The proteins I used are GAPDH, Actin Beta, Actin Gamma, Catalase, HPRT and UBE2K.

Resulting trees



GAPDH
Actin, Beta

Actin, Gamma
Catalase
HPRT
UBE2K

Conclusion

Even though the data set is not very large, a clear pattern emerges that organisms that are more closely related actually are more similar in the redundant nucleotides of the DNA. As far as I can tell, the necessity for this cannot be explained given a creation model where species do not share a common ancestry.

Data availability

The data used for this experiment has been retrieved from the HomoloGene database from NCBI webpage (select HomoloGene from the pulldown menu and search for the protein name). A zip file containing the RNA and protein sequences, the ClustalW output, the script output and the ClustalW output on that for all genes displayed here, as well as the script itself can be found via this link.

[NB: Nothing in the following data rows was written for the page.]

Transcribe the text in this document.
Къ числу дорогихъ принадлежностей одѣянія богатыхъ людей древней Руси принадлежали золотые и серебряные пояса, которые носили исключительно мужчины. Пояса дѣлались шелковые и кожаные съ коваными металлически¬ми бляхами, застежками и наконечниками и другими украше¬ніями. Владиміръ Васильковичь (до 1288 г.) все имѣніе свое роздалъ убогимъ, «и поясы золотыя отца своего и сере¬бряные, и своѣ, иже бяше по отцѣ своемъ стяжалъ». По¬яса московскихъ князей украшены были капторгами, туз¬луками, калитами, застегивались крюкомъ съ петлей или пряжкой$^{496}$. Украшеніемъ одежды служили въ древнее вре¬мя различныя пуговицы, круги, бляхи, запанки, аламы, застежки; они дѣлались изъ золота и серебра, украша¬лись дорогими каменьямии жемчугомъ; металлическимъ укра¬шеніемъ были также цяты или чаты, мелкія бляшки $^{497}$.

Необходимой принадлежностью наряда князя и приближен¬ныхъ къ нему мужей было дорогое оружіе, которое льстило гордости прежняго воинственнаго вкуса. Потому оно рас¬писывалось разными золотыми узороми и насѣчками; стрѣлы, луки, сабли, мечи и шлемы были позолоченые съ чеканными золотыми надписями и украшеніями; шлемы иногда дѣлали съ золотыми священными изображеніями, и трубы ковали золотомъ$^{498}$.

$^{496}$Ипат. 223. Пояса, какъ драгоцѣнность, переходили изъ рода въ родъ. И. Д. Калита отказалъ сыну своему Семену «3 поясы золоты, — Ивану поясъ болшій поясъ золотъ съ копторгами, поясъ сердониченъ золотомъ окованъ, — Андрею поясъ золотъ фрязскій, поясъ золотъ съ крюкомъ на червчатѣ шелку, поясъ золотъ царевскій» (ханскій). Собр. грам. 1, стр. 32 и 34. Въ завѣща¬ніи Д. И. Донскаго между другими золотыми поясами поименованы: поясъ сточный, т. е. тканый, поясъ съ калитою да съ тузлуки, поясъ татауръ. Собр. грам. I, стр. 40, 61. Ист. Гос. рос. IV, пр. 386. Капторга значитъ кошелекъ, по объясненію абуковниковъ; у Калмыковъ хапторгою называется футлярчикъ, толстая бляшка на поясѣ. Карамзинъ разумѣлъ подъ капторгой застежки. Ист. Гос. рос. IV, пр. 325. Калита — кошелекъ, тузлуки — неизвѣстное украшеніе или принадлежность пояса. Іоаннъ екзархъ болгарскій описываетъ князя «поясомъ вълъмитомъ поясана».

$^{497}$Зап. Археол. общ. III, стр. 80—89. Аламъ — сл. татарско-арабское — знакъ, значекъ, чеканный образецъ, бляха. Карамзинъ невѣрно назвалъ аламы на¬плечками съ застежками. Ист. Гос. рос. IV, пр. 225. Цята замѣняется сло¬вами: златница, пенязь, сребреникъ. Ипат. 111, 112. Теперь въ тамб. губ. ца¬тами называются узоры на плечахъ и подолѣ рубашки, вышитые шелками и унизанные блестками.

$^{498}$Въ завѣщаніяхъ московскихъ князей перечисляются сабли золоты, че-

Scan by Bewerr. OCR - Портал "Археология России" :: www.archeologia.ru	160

Content of the zip file: the perl script is named "sameacid.pl". For each gene we have the following files:
<genename>_prot.txt: protein sequence, retrieved from NCBI
<genename>_rna.txt: mRNA sequence, retrieved from NCBI
<genename>_prot.aln: protein alignment output from ClustalW
<genename>_prot.dnd: protein tree output from ClustalW (Newick format)
<genename>_strip.txt: mRNA subset, output from sameacid.pl
<genename>_strip.aln: mRNA subset alignment by ClustalW
<genename>_strip.dnd: mRNA subset tree by ClustalW (Newick format)

The reader is encouraged to try this with other genes, preferably long genes with a high conservation among organisms.